Neanderthal ancestry drives evolution of lipid catabolism in contemporary Europeans.

Bibliographic Collection: 
Publication Type: Journal Article
Authors: Khrameeva, Ekaterina E; Bozek, Katarzyna; He, Liu; Yan, Zheng; Jiang, Xi; Wei, Yuning; Tang, Kun; Gelfand, Mikhail S; Prüfer, Kay; Kelso, Janet; Pääbo, Svante; Giavalisco, Patrick; Lachmann, Michael; Khaitovich, Philipp
Year of Publication: 2014
Journal: Nat Commun
Volume: 5
Pagination: 3584
Date Published: 2014
Publication Language: eng
ISSN: 2041-1723
Keywords: Animals, Biological Evolution, European Continental Ancestry Group, Genome, History, Ancient, Humans, Lipid Metabolism, Neanderthals, Pan troglodytes, Phylogeny

Although Neanderthals are extinct, fragments of their genomes persist in contemporary humans. Here we show that while the genome-wide frequency of Neanderthal-like sites is approximately constant across all contemporary out-of-Africa populations, genes involved in lipid catabolism contain more than threefold excess of such sites in contemporary humans of European descent.
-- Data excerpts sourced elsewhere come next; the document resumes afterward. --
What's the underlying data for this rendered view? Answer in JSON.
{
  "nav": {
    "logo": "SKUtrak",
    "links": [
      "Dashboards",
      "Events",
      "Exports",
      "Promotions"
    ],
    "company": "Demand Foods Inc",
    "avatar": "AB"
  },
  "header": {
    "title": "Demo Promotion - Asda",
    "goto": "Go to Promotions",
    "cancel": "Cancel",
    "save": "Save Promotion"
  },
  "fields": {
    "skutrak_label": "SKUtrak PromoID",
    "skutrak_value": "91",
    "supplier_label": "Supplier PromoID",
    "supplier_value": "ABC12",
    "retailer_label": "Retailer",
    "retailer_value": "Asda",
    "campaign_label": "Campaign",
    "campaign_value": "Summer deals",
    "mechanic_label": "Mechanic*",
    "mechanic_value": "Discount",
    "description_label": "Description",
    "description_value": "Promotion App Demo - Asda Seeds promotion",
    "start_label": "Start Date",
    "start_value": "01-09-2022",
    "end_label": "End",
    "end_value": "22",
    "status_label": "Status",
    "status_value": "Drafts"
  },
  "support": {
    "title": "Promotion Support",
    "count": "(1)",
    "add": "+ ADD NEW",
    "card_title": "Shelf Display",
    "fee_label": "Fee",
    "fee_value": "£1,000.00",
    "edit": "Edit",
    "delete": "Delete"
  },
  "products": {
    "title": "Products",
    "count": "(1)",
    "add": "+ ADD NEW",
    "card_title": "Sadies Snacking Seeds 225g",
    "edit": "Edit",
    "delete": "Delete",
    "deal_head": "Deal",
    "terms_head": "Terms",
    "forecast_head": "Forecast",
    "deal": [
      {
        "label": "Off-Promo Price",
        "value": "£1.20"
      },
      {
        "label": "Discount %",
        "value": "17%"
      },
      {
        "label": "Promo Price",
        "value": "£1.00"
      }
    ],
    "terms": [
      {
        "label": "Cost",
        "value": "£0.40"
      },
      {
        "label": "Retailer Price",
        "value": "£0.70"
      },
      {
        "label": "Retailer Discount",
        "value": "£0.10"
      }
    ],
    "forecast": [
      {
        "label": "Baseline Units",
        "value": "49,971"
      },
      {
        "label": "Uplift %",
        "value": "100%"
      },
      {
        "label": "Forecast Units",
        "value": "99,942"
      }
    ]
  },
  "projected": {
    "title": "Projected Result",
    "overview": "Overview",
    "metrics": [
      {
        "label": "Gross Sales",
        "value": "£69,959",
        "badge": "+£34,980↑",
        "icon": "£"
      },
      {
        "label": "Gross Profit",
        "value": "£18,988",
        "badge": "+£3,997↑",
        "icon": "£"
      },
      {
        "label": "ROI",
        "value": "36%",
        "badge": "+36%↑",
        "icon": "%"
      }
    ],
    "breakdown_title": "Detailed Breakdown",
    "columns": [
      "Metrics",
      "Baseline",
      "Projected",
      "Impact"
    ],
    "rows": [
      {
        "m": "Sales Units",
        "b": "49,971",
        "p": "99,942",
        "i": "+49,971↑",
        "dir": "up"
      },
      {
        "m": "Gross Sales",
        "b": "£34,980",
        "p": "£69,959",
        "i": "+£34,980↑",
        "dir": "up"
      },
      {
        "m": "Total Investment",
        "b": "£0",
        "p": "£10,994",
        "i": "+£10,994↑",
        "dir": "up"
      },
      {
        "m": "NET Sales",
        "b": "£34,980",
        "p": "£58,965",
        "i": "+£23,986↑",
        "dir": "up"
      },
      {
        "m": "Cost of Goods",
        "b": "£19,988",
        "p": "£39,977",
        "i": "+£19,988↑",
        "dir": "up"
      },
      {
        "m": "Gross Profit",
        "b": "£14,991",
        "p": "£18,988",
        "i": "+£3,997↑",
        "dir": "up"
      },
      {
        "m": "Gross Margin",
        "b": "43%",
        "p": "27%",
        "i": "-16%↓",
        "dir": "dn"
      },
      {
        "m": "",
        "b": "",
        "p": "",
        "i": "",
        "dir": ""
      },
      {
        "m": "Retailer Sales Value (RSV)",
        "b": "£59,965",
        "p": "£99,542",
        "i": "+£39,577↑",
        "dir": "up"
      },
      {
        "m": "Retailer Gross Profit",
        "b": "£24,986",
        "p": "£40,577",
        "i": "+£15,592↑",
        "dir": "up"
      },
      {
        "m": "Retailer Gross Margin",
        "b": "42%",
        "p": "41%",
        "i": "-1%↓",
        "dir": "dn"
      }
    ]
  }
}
Evolutionally, these genes show significant association with signatures of recent positive selection in the contemporary European, but not Asian or African populations. Functionally, the excess of Neanderthal-like sites in lipid catabolism genes can be linked with a greater divergence of lipid concentrations and enzyme expression levels within this pathway, seen in contemporary Europeans, but not in the other populations. We conclude that sequence variants that evolved in Neanderthals may have given a selective advantage to anatomically modern humans that settled in the same geographical areas.